Compare an integer and an address of a variable

Question

I need help on how to compare an address of a variable with an integer. //or a case of comparing pointers with integers.//

It is required that the program should have an array with initialized values. The program should display both the value and the address of the values. Then the program asks the user to input the address of the value the user wants to change. I want to display an error message like "Invalid Input!" when the program detects that the inputted address is not among the available addresses.

Sample output should be:

  data[1] = 11
  data[2] = 22
  data[3] = 33
  data[4] = 44

  address[1] = 2538816
  address[2] = 2538820
  address[3] = 2538824
  address[4] = 2538828

  enter address: 2538888
  Invalid Input!

I already created the code, it works, but it gives me a warning because i am casting it wrong( and I know that casting is not appropriate for what i need). My only focus is this:

• The user inputs an address to a int variable from the available addresses.
• the address that the user inputted should be compared to the available addresses. (this is the problem)
• if the inputted address is among the available ones, the user is to change the value stored on the address the user inputted.
• if not, the program should display Invalid Input!

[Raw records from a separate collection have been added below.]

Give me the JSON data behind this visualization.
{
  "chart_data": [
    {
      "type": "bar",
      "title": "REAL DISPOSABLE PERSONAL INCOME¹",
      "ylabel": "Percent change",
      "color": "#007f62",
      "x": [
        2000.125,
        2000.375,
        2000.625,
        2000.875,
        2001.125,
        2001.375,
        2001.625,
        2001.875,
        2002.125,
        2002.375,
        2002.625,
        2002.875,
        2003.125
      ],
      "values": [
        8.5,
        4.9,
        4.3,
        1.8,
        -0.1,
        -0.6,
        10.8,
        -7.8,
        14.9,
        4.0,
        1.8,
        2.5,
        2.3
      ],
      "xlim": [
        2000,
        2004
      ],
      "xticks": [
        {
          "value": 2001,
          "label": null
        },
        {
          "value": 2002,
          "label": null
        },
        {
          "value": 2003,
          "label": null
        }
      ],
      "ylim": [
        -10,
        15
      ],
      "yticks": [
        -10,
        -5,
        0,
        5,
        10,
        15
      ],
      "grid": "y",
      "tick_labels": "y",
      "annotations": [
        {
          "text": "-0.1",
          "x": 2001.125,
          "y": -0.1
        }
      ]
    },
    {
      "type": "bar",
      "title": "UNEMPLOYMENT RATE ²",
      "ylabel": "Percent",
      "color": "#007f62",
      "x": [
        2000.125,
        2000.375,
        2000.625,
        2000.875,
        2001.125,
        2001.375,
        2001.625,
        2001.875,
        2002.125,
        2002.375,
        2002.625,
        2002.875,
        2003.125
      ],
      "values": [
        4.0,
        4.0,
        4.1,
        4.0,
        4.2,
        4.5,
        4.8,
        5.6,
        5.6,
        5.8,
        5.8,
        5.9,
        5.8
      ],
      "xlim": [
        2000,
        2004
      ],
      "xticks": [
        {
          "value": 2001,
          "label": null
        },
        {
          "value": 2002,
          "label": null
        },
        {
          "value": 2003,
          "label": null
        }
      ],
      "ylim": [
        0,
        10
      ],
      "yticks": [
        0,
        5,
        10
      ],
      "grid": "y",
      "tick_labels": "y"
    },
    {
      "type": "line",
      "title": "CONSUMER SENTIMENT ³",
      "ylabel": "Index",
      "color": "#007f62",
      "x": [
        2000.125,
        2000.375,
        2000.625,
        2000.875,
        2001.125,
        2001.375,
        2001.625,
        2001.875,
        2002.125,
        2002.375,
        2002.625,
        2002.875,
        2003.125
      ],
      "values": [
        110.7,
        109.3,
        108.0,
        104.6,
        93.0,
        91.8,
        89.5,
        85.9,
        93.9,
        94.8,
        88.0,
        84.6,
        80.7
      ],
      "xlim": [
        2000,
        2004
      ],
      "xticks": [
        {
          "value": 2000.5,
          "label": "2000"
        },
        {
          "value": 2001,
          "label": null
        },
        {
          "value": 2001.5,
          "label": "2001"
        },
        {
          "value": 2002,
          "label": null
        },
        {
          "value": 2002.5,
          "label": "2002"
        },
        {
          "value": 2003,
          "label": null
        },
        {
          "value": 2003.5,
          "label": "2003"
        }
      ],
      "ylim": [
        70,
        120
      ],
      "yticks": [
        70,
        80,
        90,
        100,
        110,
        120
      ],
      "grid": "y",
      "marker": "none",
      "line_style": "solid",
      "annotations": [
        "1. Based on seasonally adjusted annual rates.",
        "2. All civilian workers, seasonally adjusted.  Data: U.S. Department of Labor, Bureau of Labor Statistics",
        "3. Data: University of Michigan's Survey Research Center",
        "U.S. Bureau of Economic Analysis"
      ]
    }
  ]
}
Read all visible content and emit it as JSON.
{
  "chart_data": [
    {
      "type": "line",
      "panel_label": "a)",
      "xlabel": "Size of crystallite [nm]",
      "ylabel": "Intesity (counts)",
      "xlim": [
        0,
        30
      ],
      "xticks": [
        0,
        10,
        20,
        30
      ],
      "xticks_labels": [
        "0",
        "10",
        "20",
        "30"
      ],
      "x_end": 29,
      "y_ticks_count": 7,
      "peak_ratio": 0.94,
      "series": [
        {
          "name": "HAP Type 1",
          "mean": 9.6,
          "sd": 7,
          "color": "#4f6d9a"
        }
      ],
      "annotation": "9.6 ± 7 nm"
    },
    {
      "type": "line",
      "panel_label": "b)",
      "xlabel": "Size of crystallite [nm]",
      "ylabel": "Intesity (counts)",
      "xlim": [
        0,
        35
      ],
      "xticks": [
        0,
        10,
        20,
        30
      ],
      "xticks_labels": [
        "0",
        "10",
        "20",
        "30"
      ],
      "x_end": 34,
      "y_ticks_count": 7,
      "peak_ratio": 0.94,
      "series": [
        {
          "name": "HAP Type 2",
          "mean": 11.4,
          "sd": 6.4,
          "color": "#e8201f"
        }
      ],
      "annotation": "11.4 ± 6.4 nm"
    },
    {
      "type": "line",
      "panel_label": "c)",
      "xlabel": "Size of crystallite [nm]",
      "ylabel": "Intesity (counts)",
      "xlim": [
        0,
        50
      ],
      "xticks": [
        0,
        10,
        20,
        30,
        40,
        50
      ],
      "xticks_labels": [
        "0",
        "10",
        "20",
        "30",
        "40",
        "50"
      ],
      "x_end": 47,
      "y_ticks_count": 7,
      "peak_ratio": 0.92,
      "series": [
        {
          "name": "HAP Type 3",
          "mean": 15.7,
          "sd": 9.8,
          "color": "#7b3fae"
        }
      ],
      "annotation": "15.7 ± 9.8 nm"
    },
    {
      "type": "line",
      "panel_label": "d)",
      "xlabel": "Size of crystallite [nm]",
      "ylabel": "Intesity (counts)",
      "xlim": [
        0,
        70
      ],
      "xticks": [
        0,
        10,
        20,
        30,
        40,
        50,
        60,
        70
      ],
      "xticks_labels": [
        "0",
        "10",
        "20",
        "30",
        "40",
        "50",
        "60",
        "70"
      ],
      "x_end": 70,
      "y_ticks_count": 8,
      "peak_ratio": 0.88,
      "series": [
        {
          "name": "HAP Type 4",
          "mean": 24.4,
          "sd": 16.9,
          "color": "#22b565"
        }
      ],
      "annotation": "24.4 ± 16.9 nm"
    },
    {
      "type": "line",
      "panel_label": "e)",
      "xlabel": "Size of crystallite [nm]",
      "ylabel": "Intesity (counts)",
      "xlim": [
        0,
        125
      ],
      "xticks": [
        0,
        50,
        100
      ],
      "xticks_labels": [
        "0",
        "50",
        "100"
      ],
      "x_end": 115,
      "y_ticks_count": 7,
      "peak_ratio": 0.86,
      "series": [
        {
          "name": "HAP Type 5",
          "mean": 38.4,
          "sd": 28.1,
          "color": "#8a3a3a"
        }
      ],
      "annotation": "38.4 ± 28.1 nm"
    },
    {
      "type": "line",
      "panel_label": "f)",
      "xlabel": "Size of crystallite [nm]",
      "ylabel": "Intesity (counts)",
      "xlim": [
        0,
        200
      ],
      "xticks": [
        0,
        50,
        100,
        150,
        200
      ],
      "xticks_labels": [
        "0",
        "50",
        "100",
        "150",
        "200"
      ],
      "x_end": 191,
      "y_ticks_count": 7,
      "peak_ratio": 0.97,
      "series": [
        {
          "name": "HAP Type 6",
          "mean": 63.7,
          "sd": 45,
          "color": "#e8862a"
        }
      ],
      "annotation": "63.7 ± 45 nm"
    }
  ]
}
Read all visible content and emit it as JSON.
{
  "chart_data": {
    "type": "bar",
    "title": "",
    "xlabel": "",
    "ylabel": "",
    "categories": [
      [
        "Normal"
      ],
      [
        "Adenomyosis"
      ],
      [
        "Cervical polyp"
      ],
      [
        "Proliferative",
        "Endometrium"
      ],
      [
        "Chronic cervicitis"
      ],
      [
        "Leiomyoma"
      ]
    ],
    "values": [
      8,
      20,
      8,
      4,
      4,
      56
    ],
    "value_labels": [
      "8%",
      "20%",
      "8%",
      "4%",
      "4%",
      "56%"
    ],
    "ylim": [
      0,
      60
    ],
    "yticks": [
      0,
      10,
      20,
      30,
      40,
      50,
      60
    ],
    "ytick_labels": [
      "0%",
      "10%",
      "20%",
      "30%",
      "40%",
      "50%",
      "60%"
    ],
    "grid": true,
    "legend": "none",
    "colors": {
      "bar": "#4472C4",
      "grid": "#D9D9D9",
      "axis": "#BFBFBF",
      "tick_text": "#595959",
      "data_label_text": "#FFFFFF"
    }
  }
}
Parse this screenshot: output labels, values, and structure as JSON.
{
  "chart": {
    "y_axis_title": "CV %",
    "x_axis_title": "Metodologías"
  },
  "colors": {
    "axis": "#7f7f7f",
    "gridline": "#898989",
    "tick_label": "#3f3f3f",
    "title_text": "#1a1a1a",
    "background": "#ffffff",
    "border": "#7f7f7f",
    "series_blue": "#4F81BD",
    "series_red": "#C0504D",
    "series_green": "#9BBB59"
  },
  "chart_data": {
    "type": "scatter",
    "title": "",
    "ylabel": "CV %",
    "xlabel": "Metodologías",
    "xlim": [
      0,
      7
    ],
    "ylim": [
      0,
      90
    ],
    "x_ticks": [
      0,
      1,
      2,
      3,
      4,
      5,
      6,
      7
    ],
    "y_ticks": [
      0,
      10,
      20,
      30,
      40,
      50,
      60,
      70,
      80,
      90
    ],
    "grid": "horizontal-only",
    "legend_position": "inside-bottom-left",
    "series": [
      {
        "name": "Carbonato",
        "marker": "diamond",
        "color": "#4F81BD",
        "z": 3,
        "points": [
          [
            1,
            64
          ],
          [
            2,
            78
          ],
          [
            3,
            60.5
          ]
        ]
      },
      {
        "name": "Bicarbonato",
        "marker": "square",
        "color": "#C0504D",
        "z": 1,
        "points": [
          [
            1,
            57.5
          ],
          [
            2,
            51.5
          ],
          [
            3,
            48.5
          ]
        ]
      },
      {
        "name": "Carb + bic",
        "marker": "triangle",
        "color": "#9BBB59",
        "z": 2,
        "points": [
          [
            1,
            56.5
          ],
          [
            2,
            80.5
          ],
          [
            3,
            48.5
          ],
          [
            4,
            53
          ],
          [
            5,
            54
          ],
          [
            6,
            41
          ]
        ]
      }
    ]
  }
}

also, a requirement for the program is that when the "Program asks the user to enter an address. The address is stored in a temporary int variable, and then copied to the integer pointer."

main()
{
    int var = 4, temp;
    int data[5]={11, 22, 33, 44};
    int* pVar;
    pVar = &var;
    char choice;
    void display(int, int*);

    while(1)
    {
        display(var,data);

        while(1)
        {
            printf("\nEnter address: ");
            scanf("%d", &temp);
            int check=0;

            for(int i=0; i<4; i++)
            {
                if((int*)temp==&data[i])
                {
                    check=1;
                    break;
                }
            }
            if(check==1)
            {
                *pVar = temp;
                break;
            }
            else
            {
                printf("Invalid Input!\n");
            }
        }

        printf("Enter integer: ");
        scanf("%d", *pVar);

        display(var,data);

        while(1)
        {
            getchar();
            printf("\n\nDo you want to restart? [Y] Yes or [N] No: ");
            scanf("%c", &choice);

            if(choice=='Y'||choice=='y'||choice=='N'||choice=='n')
            {
                break;
            }
            else
            {
                printf("Invalid Input!\n");
            }   
        }

        if(choice=='N'||choice=='n')
        {
            break;
        }
    }//endline13
system("PAUSE");
}

void display(int var, int data[4])
{
    system("cls");
        printf("Values---------------------------*\n\n");
        printf("var = %d\n\n", var);

        for(int i=0; i<4; i++)
        {
            printf("data[%i] = %i\n", i, data[i]);
        }

        printf("\nAddresses---------------------------*\n\n");
        printf("Address of variable = %d\n\n", &var);

        for(int i=0; i<4; i++)
        {
            printf("Address of data[%i] = %i\n", i, &data[i]);
        }
}

Answer 1

what you are required to do is let the user enter a number, and interpret it as a pointer. First you have to check the pointer, next you have to use it. If you need to interpret a number as a pointer, you need a typecast. To make it easier for yourself, you should do this once, and use the result both for the checking and the assignment.

int temp;
scanf("%d", &temp);

Now you have the address in temp. First typecast this to a pointer;

int *tempptr;
tempptr = (int*)temp; // compiler will issue a warning for this.

Note this can only work if the size of an int is identical to the size of int *, you can generate a compiler error if it is not:

#if sizeof(int) != sizeof(int *)
#error cannot typecast int to int *
#endif

I believe the way you check was correctly, but you can now use tempptr instead

//if((int*)temp == &data[i])
if  ( tempptr   == &data[i])

This is strange:

int var = 4;
int* pVar;
pVar = &var;
*pVar = temp;  // this means: var = temp

Here you are using temp no longer as a pointer, but as an integer again. If you use tempptr you don't need pVar and var.

The scanf will probably do what you need, but it is very confusing as you are doing an implicit typecast;

 scanf("%d", *pVar); 

*pVar is an int, but scanf expects an int *. If you would really want this, it requires a decent comment explaing to others who read the code what you are doing here. Without it, anybody else would simply mark this line as wrong.

If you use tempptr instead, you use an int * where scanf expects an int *

 scanf("%d", tempptr);